Virtual Cloud Network

A virtual cloud network, or VCN, is a software-defined equivalent of a traditional network, with firewall rules and various types of communication gateways. A VCN resides in the single region of your Private Cloud Appliance installation and covers one contiguous CIDR block of your choice.

The size of a VCN is /16 to /30. The CIDR block can NOT be changed after the VCN is created. The maximum number of private IPs within a VCN is 64,000. Oracle recommends using a private IP address range as specified in RFC 1918 (10.0.0.0/8, 172.16.0.0/12, and 192.168.0.0/16). This documentation uses the term private IP address when referring to IP addresses in your VCN's CIDR.

You can privately connect a VCN to another VCN so that traffic does not leave the secure network environment of the appliance. However, the CIDRs of the two VCNs must not overlap. The concept of privately connecting VCNs is called peering. It involves setting up a type of virtual router known as a Local Peering Gateway. For more information about the use of gateways in your VCNs, see Network Gateways.

Subnets

A VCN is subdivided into subnets. Each subnet in a VCN consists of a contiguous range of IPv4 addresses that do not overlap with other subnets in the VCN. Example: 172.16.1.0/24. The first two IPv4 addresses and the last in the subnet's CIDR are reserved by the Networking service. You cannot change the size of the subnet after creation.

Subnets act as a unit of configuration: all instances in a given subnet use the same route table, security lists, and DHCP options. Subnets can be either public or private. This is defined when the subnet is created, and cannot be changed later. In a private subnet, instances cannot be assigned a public IP address.

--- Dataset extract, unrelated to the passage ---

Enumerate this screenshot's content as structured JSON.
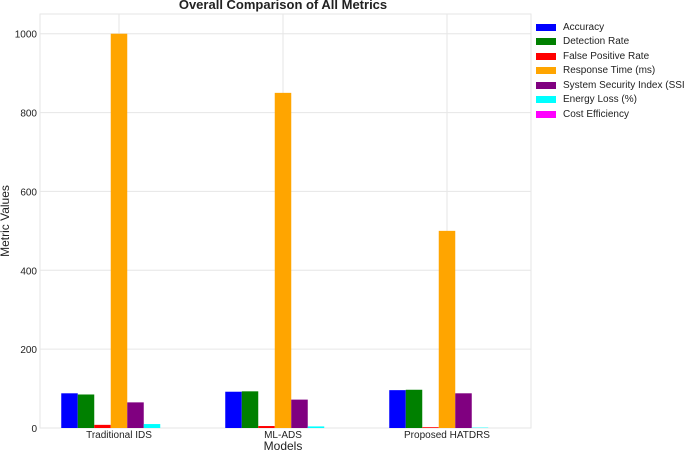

You can think of a compute instance as residing in a subnet. However, to be precise, each instance is attached to a virtual network interface card (VNIC), which in turn resides in the subnet and enables a network connection for that instance.

IPv6 addressing is currently not supported in Private Cloud Appliance.

Route Tables

Each VCN automatically comes with an empty default route table. Subnets use the default route table of the parent VCN, unless you explicitly assign them a different route table. When you add route rules to your VCN, you can simply add them to the default table if that suits your needs. However, if you need both a public subnet and a private subnet, you instead create a separate custom route table for each subnet.

The primary routing scenario is for sending a subnet's traffic to destinations outside the VCN. A subnet has a single route table of your choice associated with it at the time of creation. All VNICs in that subnet are subject to the rules in the route table. Traffic within the VCN is automatically handled by the VCN internal routing. No route rules are required to enable that traffic. You can change which route table the subnet uses at any time. You can also edit a route table's rules, or remove all the rules from the table.

A route rule specifies a destination CIDR block and the target, or the next hop, for any traffic that matches that CIDR. When selecting the target you also specify its compartment. Supported target types for a route rule are the different VCN gateways.

Route rules must be configured carefully to ensure that the network traffic reaches the intended destination and is not dropped. Moving route rules between compartments is not supported.